Alan Morton Dershowitz

Alan Morton Dershowitz in the United States

Dershowitz, Alan Morton (1938- ), American law professor and defense attorney, born in New York City, and educated at Brooklyn College and Yale Law School (1962), graduating first in his class. Dershowitz served a one-year clerkship in 1963 with U.S. Supreme Court Justice Arthur J. Goldberg and in 1964 accepted a faculty appointment at Harvard Law School.

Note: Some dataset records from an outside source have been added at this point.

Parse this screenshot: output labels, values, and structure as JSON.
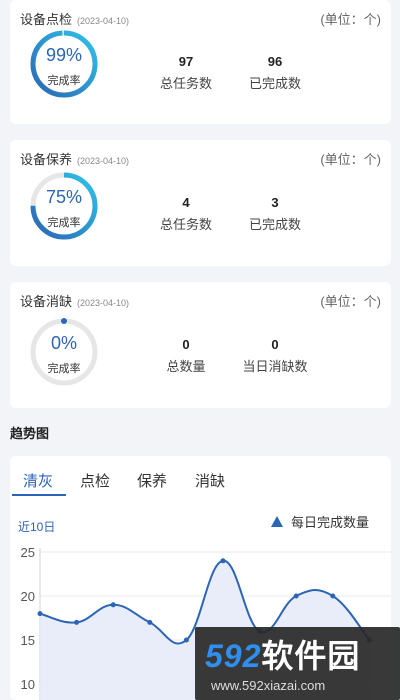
{
  "cards": [
    {
      "title": "设备点检",
      "date": "(2023-04-10)",
      "unit": "(单位：个)",
      "percent_text": "99%",
      "percent": 99,
      "rate_label": "完成率",
      "stat1_value": "97",
      "stat1_label": "总任务数",
      "stat2_value": "96",
      "stat2_label": "已完成数"
    },
    {
      "title": "设备保养",
      "date": "(2023-04-10)",
      "unit": "(单位：个)",
      "percent_text": "75%",
      "percent": 75,
      "rate_label": "完成率",
      "stat1_value": "4",
      "stat1_label": "总任务数",
      "stat2_value": "3",
      "stat2_label": "已完成数"
    },
    {
      "title": "设备消缺",
      "date": "(2023-04-10)",
      "unit": "(单位：个)",
      "percent_text": "0%",
      "percent": 0,
      "rate_label": "完成率",
      "stat1_value": "0",
      "stat1_label": "总数量",
      "stat2_value": "0",
      "stat2_label": "当日消缺数"
    }
  ],
  "trend": {
    "title": "趋势图",
    "tabs": [
      "清灰",
      "点检",
      "保养",
      "消缺"
    ],
    "active_tab": 0,
    "period_label": "近10日",
    "legend_label": "每日完成数量"
  },
  "colors": {
    "accent": "#2b65b5",
    "ring_start": "#2b65b5",
    "ring_end": "#2ec4e8",
    "ring_track": "#e6e6e6",
    "line": "#2b65b5",
    "area": "#e4eaf8"
  },
  "chart_data": {
    "type": "area",
    "series": [
      {
        "name": "每日完成数量",
        "values": [
          18,
          17,
          19,
          17,
          15,
          24,
          16,
          20,
          20,
          15
        ]
      }
    ],
    "y_ticks": [
      "25",
      "20",
      "15",
      "10"
    ],
    "ylim": [
      10,
      25
    ],
    "grid": true,
    "legend": "top-right"
  },
  "watermark": {
    "logo_number": "592",
    "logo_text": "软件园",
    "url": "www.592xiazai.com"
  }
}
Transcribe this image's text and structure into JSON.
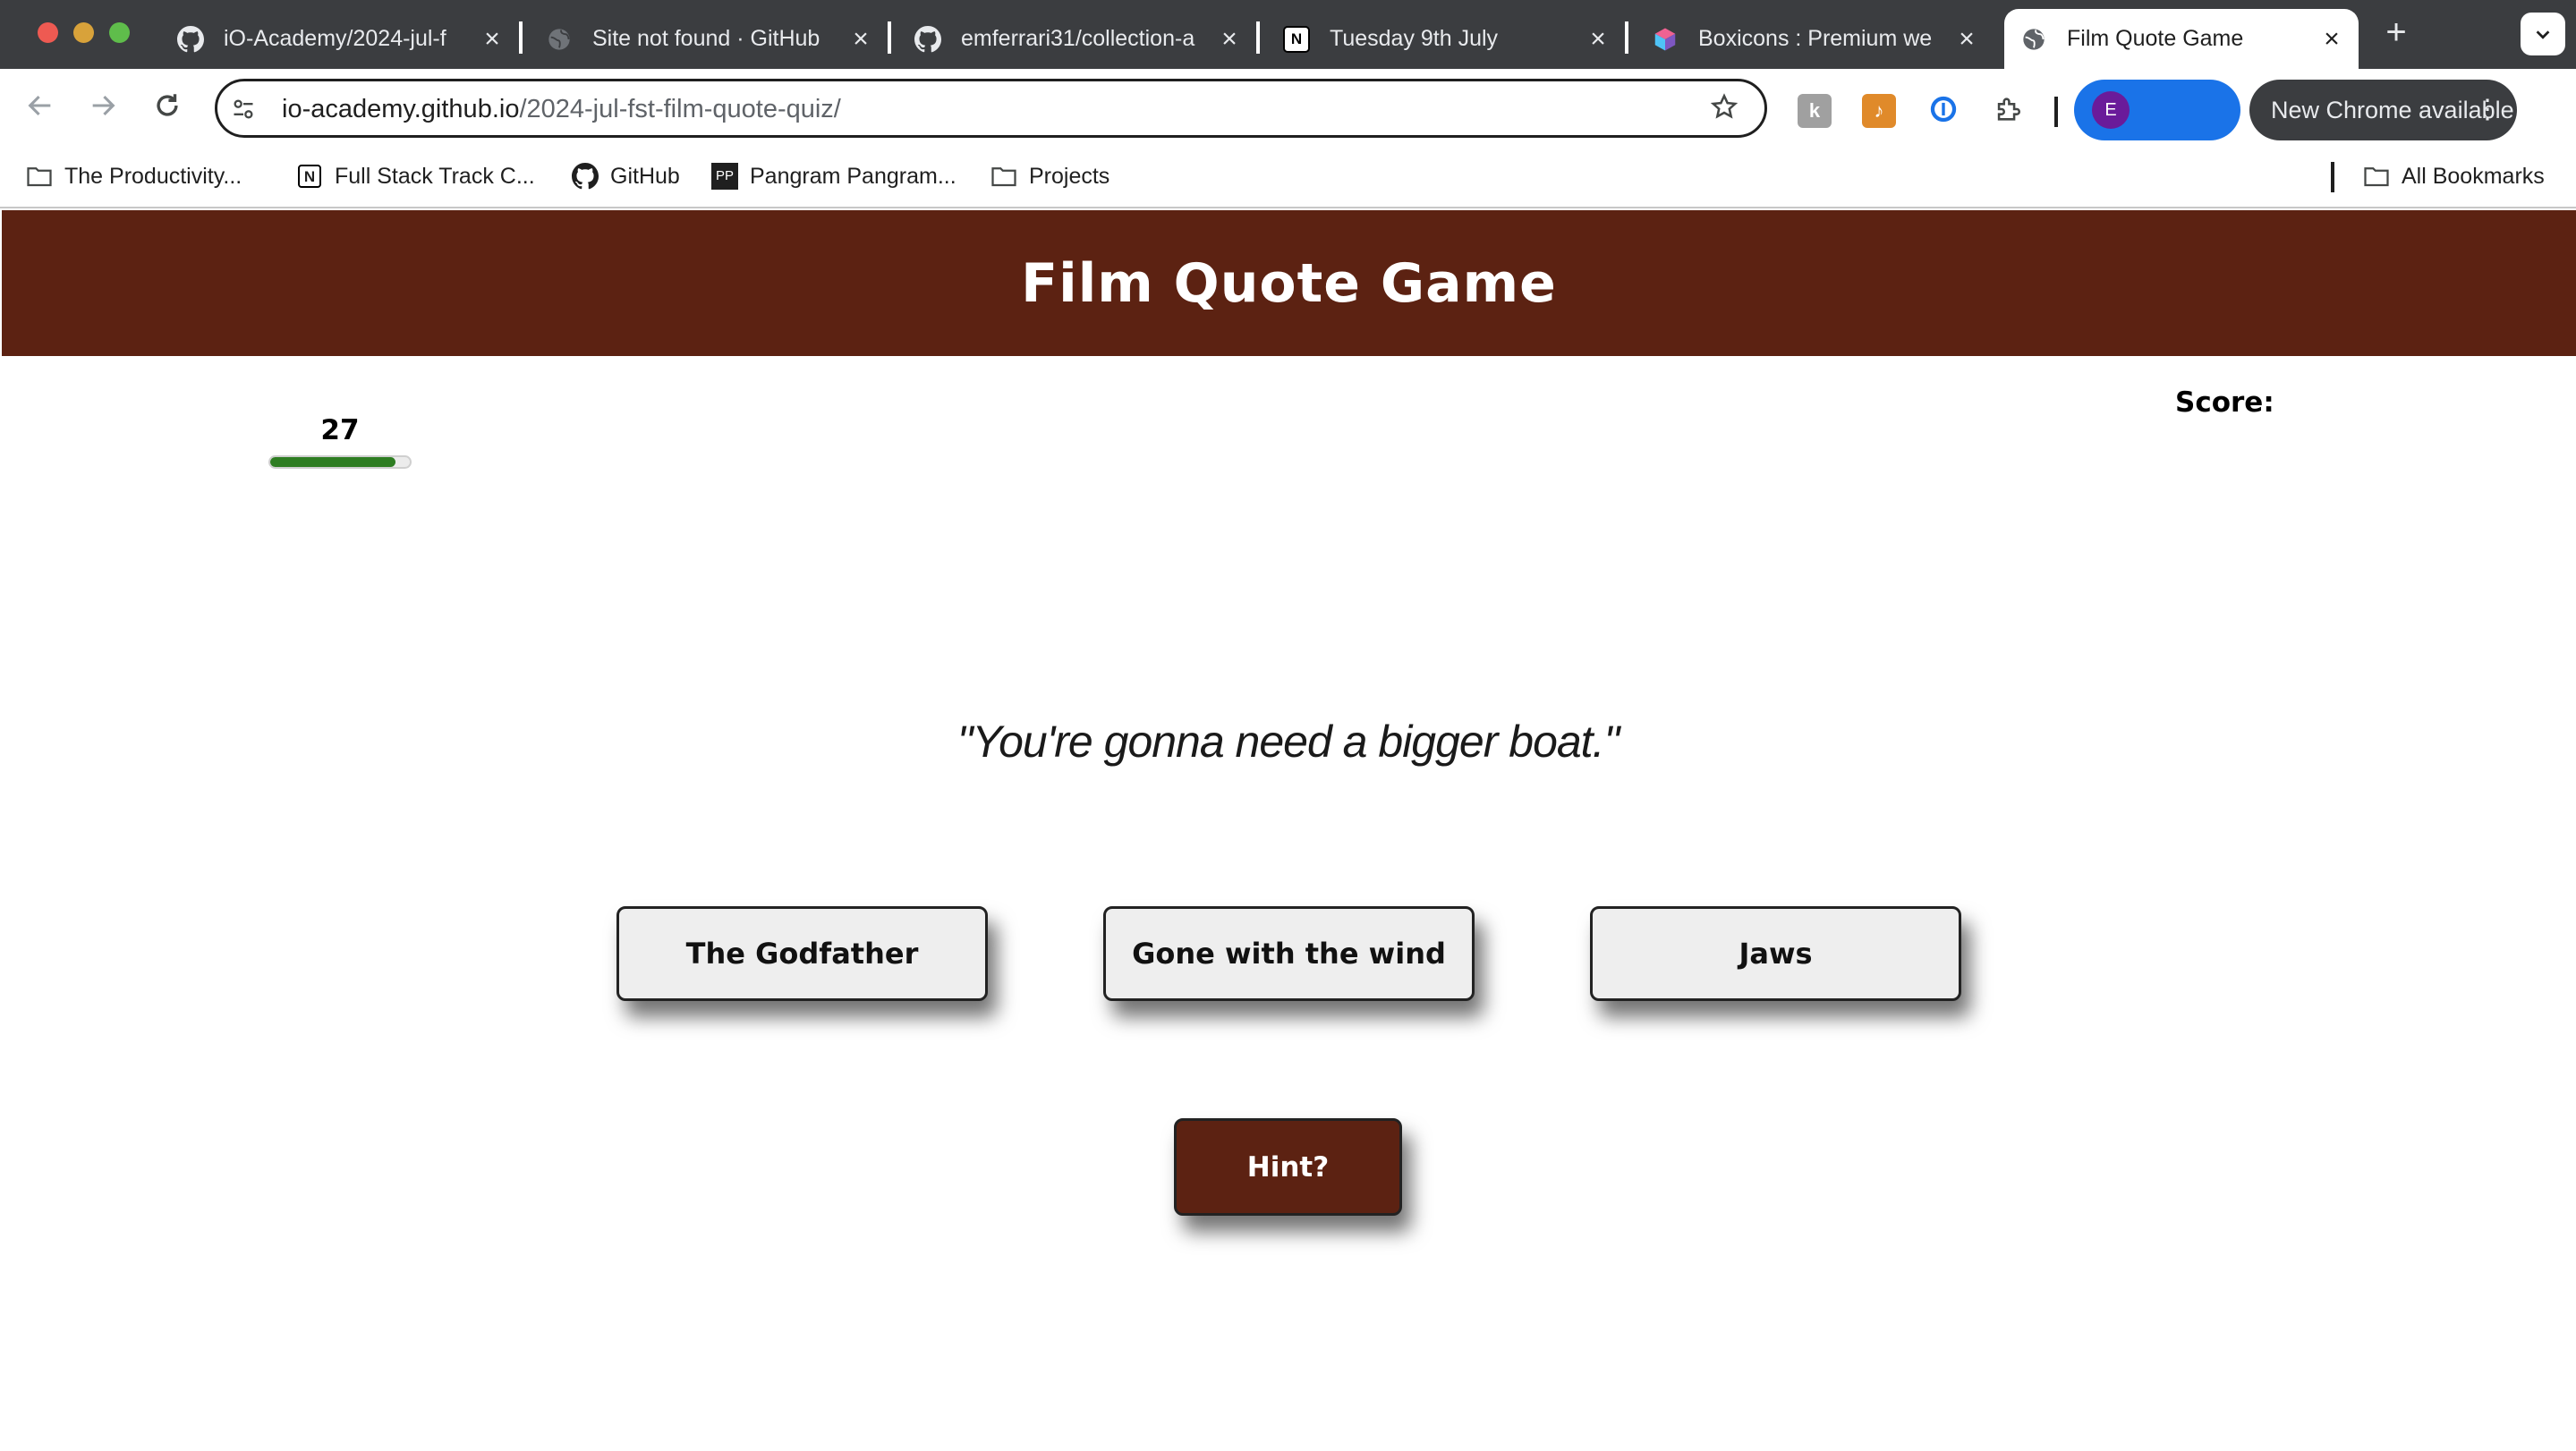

An advocate of constitutional rights and freedoms, Dershowitz believed that the slightest encroachment of any such rights created the possibility of further undermining of constitutional protections. For his work on human rights, Dershowitz received a Guggenheim Fellowship in 1979. Dershowitz became noted for representing unpopular and controversial defendants, such as the socialite Claus von Bulow (1984), whose conviction for murder Dershowitz successfully overturned in a second trial; hotel owner Leona M. Helmsley (1989), who was imprisoned for income tax evasion; boxer Mike Tyson (1992), sentenced to prison for rape; and actress Mia Farrow (1992-93), who charged her former mate Woody Allen with child abuse. He wrote several books expressing his outspoken views and legal experiences, including The Best Defense (1982); Reversal of Fortune (1986), about the von Bulow case, which was made into a film; Chutzpah (1991), about his activities on behalf of Jewish causes; and Contrary to Public Opinion (1992).